The TABLE statement1

Purpose

This statement provides syntactic sugar for defining tabular information conveniently. It introduces a number of relations and rules in a single statement, to simplify a script.

Syntax

`TABLE` <Concept> `(` (<expression> `:` <Concept> <Multiplicities>?)* `)`

where:

  • <label> is the name of the rule. It can be a single word or a string (enclosed by double brackets). It is followed by a colon (:) to distinguish the label from the concept that follows.
  • <Concept> is the name of the Concept for atoms of which the rule specifies an identity
  • Between brackets are expressions whose source concept must be <Concept>. This is enforced by the type system.

Semantics by example

TABLE  C (e1:C1, e2:C2)

translates into the following declarations:

RELATION E1[C*C1]
RELATION E2[C*C2]

Multiplicity annotations are allowed. For example:

TABLE  C (e1:C1[UNI,TOT], e2:C2, e3:C[ASY], ...)
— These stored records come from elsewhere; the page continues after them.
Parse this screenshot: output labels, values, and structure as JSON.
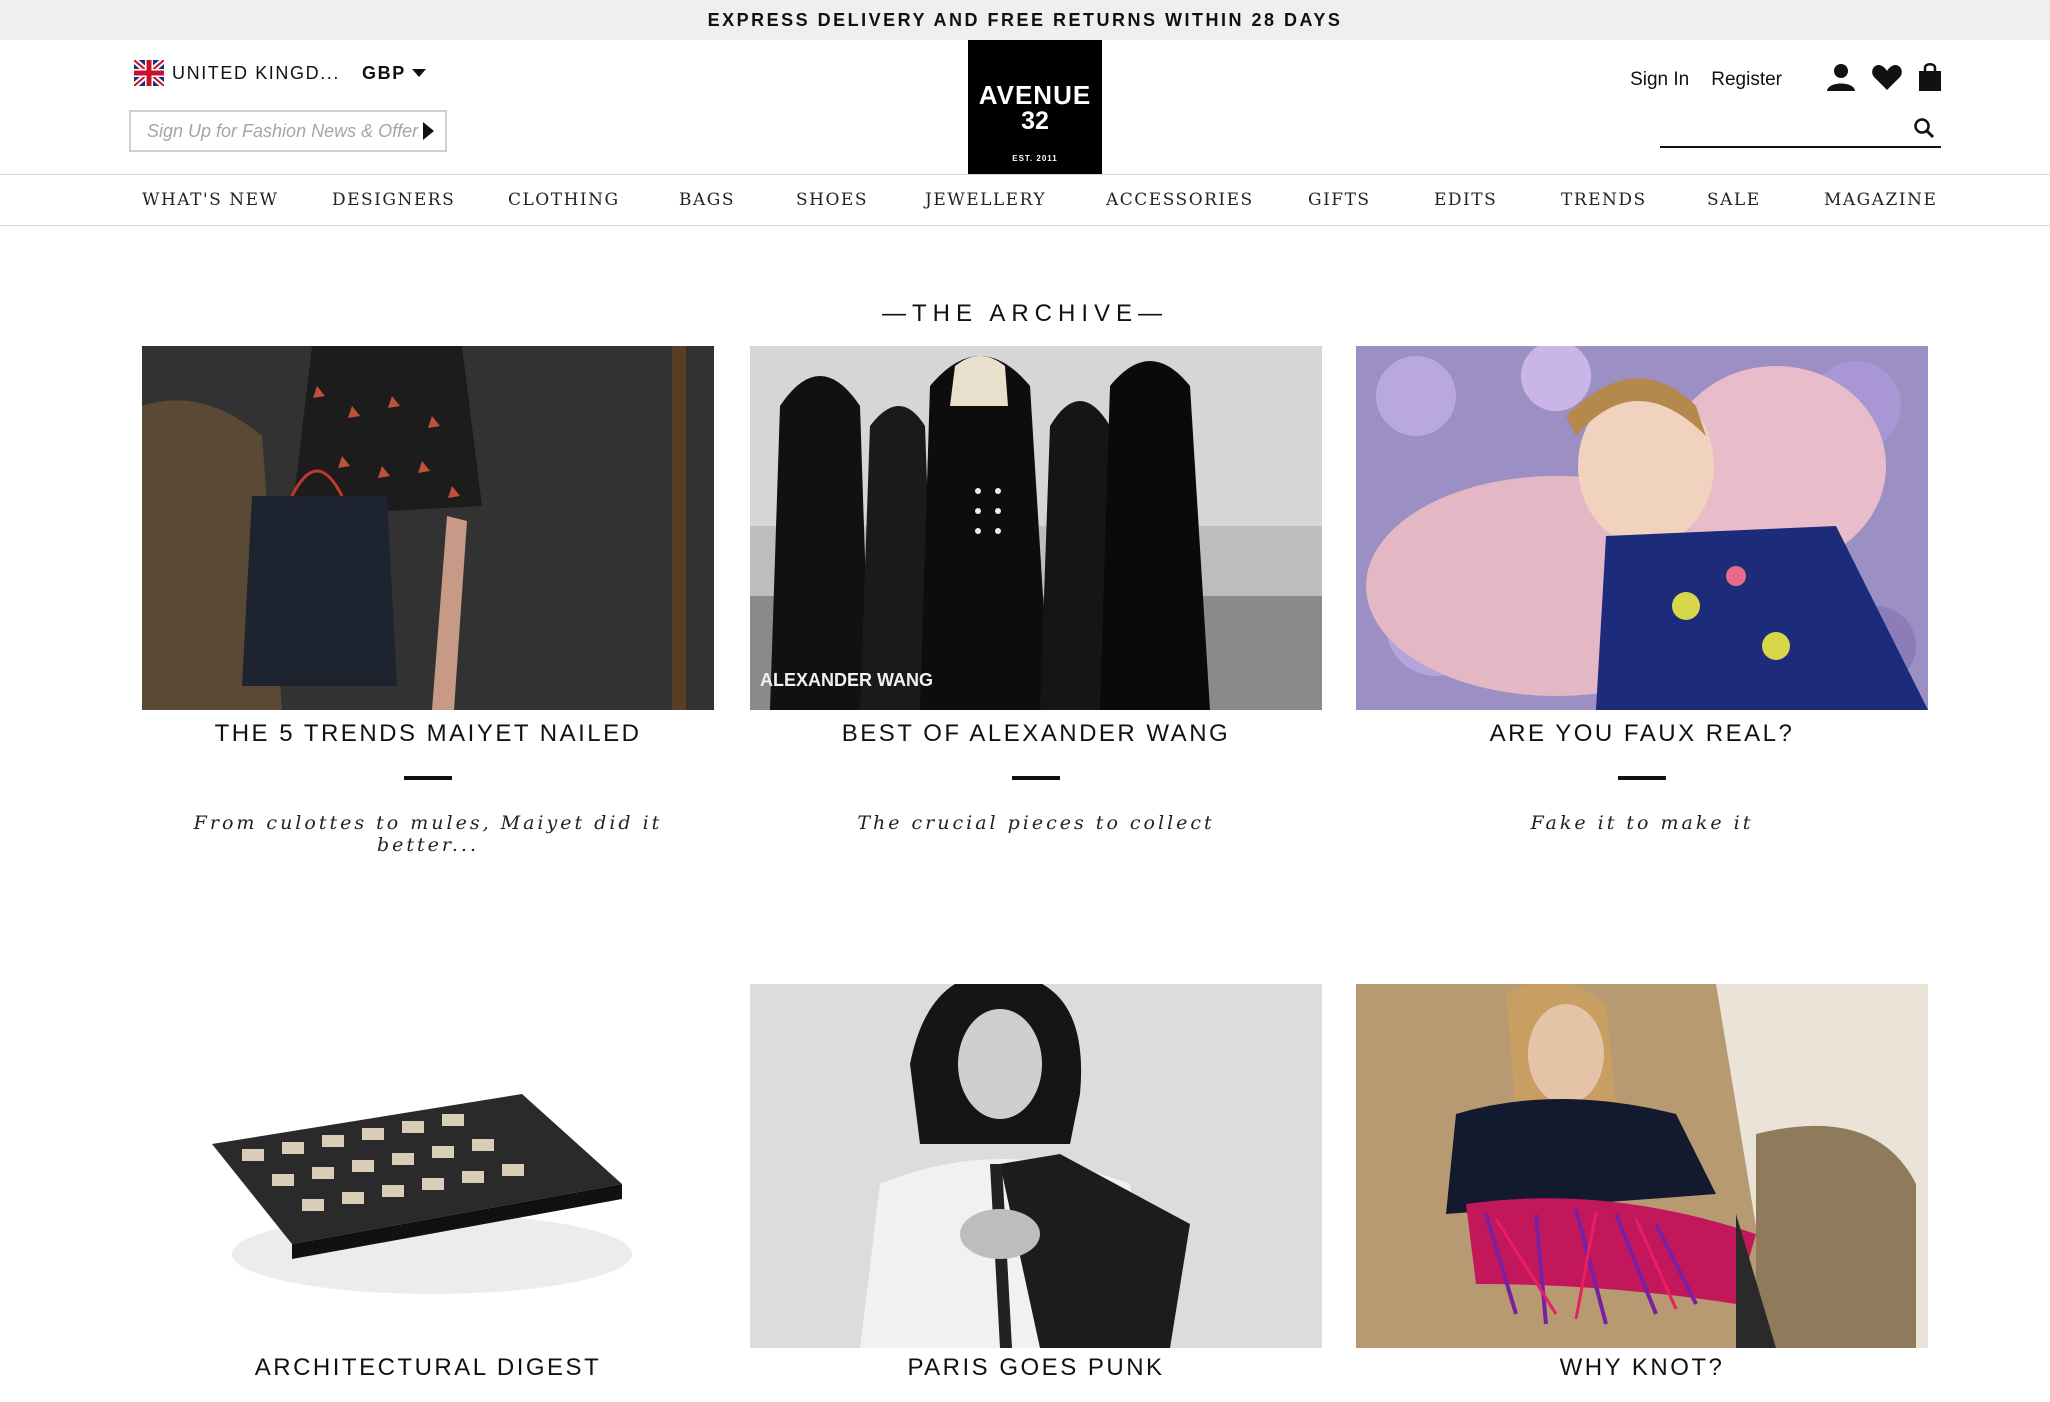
{
  "promo": "EXPRESS DELIVERY AND FREE RETURNS WITHIN 28 DAYS",
  "locale": {
    "country": "UNITED KINGD...",
    "currency": "GBP"
  },
  "newsletter": {
    "placeholder": "Sign Up for Fashion News & Offers"
  },
  "logo": {
    "line1": "AVENUE",
    "line2": "32",
    "line3": "EST. 2011"
  },
  "account": {
    "sign_in": "Sign In",
    "register": "Register"
  },
  "nav": [
    "WHAT'S NEW",
    "DESIGNERS",
    "CLOTHING",
    "BAGS",
    "SHOES",
    "JEWELLERY",
    "ACCESSORIES",
    "GIFTS",
    "EDITS",
    "TRENDS",
    "SALE",
    "MAGAZINE"
  ],
  "archive": {
    "title": "THE ARCHIVE",
    "cards": [
      {
        "title": "THE 5 TRENDS MAIYET NAILED",
        "subtitle": "From culottes to mules, Maiyet did it better..."
      },
      {
        "title": "BEST OF ALEXANDER WANG",
        "subtitle": "The crucial pieces to collect",
        "image_text": "ALEXANDER WANG"
      },
      {
        "title": "ARE YOU FAUX REAL?",
        "subtitle": "Fake it to make it"
      },
      {
        "title": "ARCHITECTURAL DIGEST",
        "subtitle": ""
      },
      {
        "title": "PARIS GOES PUNK",
        "subtitle": ""
      },
      {
        "title": "WHY KNOT?",
        "subtitle": ""
      }
    ]
  },
  "colors": {
    "promo_bg": "#efefef",
    "logo_bg": "#000000",
    "text": "#111111"
  }
}
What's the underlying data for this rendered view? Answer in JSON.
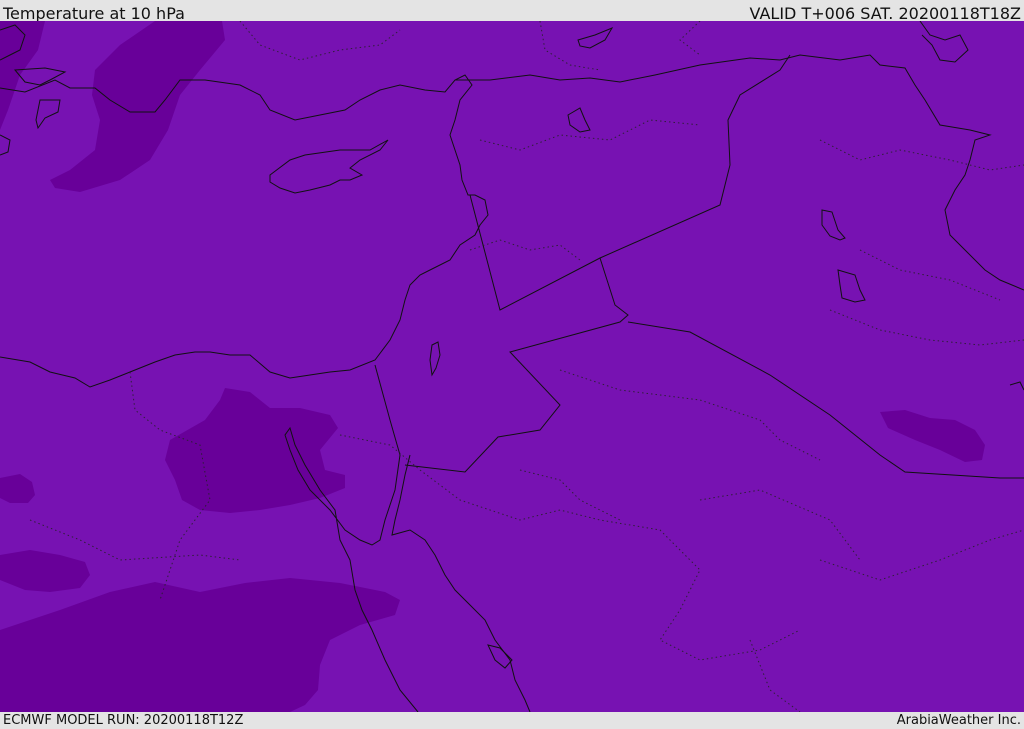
{
  "header": {
    "title": "Temperature at 10 hPa",
    "valid": "VALID T+006 SAT. 20200118T18Z"
  },
  "footer": {
    "model_run": "ECMWF MODEL RUN: 20200118T12Z",
    "credit": "ArabiaWeather Inc."
  },
  "colors": {
    "base_fill": "#7712b2",
    "cold_fill": "#680099",
    "coastline": "#111111",
    "page_bg": "#e4e4e4"
  }
}
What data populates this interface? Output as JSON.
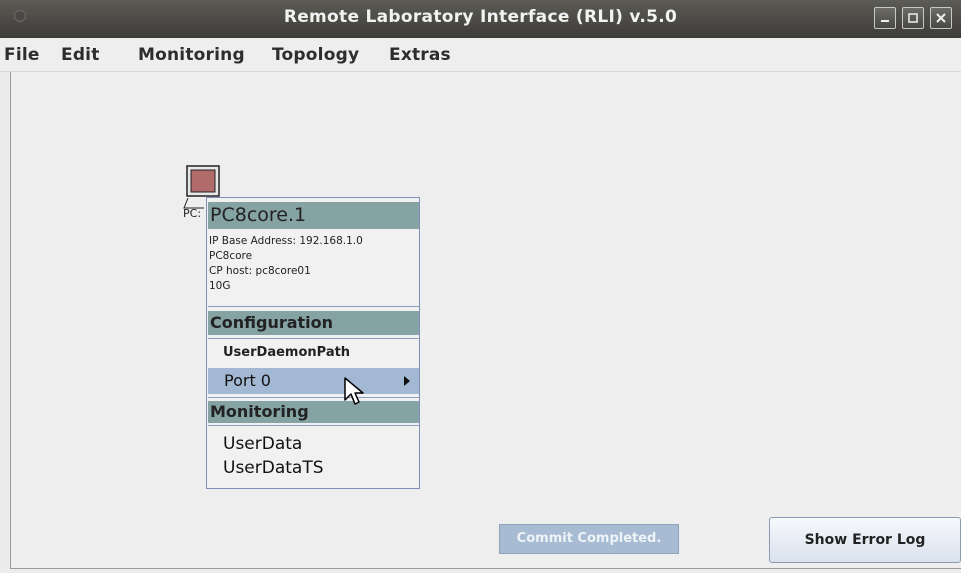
{
  "window": {
    "title": "Remote Laboratory Interface (RLI) v.5.0"
  },
  "menubar": {
    "items": [
      "File",
      "Edit",
      "Monitoring",
      "Topology",
      "Extras"
    ]
  },
  "node": {
    "label": "PC:",
    "icon": "computer-icon"
  },
  "popup": {
    "title": "PC8core.1",
    "info": [
      "IP Base Address: 192.168.1.0",
      "PC8core",
      "CP host: pc8core01",
      "10G"
    ],
    "config_header": "Configuration",
    "config_items": [
      "UserDaemonPath"
    ],
    "port_item": "Port 0",
    "monitoring_header": "Monitoring",
    "monitoring_items": [
      "UserData",
      "UserDataTS"
    ]
  },
  "status": {
    "text": "Commit Completed."
  },
  "error_log_button": "Show Error Log",
  "colors": {
    "titlebar": "#45443f",
    "popup_header": "#85a3a3",
    "selected_row": "#a3b8d2",
    "node_fill": "#b26b6b"
  }
}
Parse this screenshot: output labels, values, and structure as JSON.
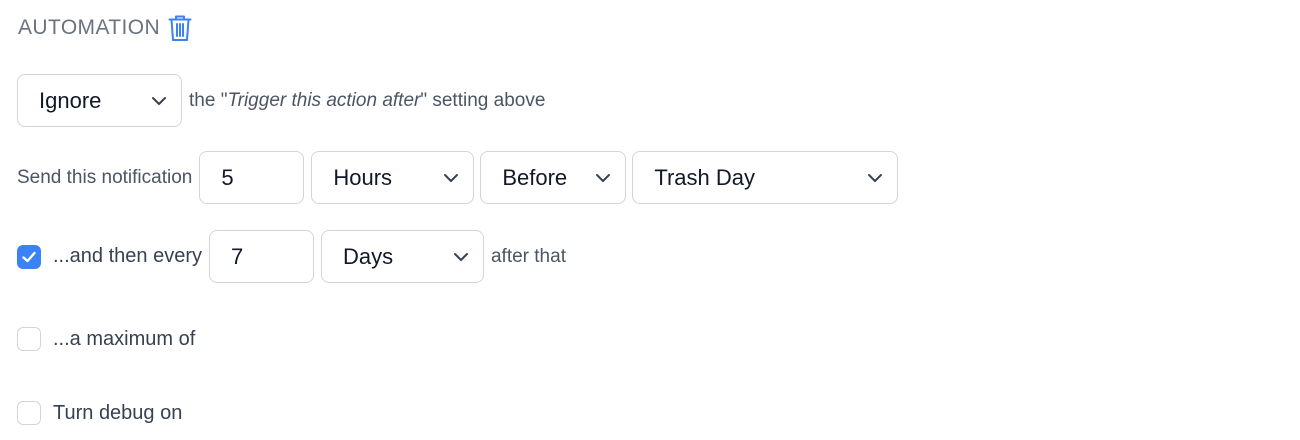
{
  "section": {
    "title": "AUTOMATION",
    "delete_icon": "trash-icon",
    "accent_color": "#3b82f6"
  },
  "trigger_row": {
    "mode_select": {
      "value": "Ignore",
      "icon": "chevron-down-icon"
    },
    "text_prefix": "the \"",
    "text_italic": "Trigger this action after",
    "text_suffix": "\" setting above"
  },
  "send_row": {
    "label": "Send this notification",
    "amount_value": "5",
    "unit_select": {
      "value": "Hours"
    },
    "direction_select": {
      "value": "Before"
    },
    "event_select": {
      "value": "Trash Day"
    }
  },
  "repeat_row": {
    "checked": true,
    "label": "...and then every",
    "interval_value": "7",
    "unit_select": {
      "value": "Days"
    },
    "suffix": "after that"
  },
  "maximum_row": {
    "checked": false,
    "label": "...a maximum of"
  },
  "debug_row": {
    "checked": false,
    "label": "Turn debug on"
  }
}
translates into the following declarations:

RELATION E1[C*C1] [UNI,TOT]
RELATION E2[C*C2]
RELATION E3[C*C] [ASY]
...

Practice

This statement makes nice combinations with the IDENT statement. For example to define two identities for persons:

TABLE Person(name:String, ssn:SSN, birthplace:City, birthdate:Date)
IDENT Person(ssn)
IDENT Person(name,birthplace,birthdate)

This states that a person is uniquely defined by ssn, but also by the combination of name, birthplace, and birthdate. This statement can also be used to objectify (reify) an expression e

TABLE T(pi:P, rho:R)
IDENT T(pi,rho)
RULE "Create T" : e |- pi~;rho
RULE "Delete T" : pi~;rho |- e

If a user is tempted to replace the Create/Delete pair with a single equivalence, this becomes:

TABLE T(pi:P, rho:R)
IDENT T(pi,rho)
RULE e = pi~;rho

1 This statement will be available in Ampersand vs. 4.